In The Week magazine: Voting rules and the US shutdown
The connection between electoral law and the failure of compromise is little-discussed - but crucial
BORING. Boring. Boring. That's what most people think about the rules of voting. Who wants to talk about them? But the big theme underlying many of the stories in The Week this week is just how much those rules change the way people act, think and speak.
Take the great Shut Down of America this week. This is almost entirely due, as we explain in our main story this week, to the fact that in the US, local politicians have the power to set constituency boundaries and as a result - particularly in the Republican south - have been able engineer permanent majorities for their party. It's that which has favoured more ideologically extreme candidates on the right wing of US politics and the rise of the Tea Party in Congress.
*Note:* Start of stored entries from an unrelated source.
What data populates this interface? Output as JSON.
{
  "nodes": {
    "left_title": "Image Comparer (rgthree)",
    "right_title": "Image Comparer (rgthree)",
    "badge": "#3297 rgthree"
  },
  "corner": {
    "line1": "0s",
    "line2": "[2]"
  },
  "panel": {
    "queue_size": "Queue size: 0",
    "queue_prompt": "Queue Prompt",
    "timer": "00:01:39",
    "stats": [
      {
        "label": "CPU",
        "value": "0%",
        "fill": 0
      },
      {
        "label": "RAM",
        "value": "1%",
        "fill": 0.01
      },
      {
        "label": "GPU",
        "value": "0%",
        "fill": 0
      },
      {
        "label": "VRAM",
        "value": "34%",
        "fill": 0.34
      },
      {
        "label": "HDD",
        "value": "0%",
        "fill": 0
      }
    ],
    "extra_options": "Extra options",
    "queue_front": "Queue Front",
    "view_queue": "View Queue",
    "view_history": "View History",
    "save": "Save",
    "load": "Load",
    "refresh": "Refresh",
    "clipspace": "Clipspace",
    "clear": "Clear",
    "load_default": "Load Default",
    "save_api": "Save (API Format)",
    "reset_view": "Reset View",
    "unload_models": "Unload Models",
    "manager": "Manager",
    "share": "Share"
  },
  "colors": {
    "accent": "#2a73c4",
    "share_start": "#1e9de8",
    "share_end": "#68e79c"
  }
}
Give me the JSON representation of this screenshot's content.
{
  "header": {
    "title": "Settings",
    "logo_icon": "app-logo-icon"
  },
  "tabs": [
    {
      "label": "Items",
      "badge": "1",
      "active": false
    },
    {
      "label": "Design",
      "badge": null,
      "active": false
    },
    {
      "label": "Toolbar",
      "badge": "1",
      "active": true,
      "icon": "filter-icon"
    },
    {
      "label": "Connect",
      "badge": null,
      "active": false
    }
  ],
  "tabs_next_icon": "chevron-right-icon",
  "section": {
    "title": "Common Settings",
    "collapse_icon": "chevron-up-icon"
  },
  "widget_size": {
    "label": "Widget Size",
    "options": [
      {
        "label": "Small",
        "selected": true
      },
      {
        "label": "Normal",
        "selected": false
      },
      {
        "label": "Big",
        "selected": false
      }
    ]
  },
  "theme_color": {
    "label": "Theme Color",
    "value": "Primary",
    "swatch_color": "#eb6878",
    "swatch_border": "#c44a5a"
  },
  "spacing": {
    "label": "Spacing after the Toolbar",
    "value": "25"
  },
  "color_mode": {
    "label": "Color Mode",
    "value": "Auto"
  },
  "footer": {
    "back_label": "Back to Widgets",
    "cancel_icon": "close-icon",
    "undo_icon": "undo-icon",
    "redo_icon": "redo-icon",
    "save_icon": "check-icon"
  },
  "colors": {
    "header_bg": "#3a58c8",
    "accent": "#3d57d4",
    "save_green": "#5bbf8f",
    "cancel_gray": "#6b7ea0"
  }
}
By contrast the crucial failure of the Tories' in January to redraw constituency boundaries in their favour - the boring old rules of voting, once again - has made it even more essential for them, unlike Republicans, to appeal to the centre ground, while warding off the threat from Ukip.
So whatever the ideological slant the pundits may have advised him to adopt at Conference last week (see our Controversy of the week) it's those old voting rules that oblige him to throw the odd piece of red meat to his right wing while as a far as possible retaining his moderate, “modernising” tone.
So they're not really boring after all. If you really want to change the world, first change the voting rules.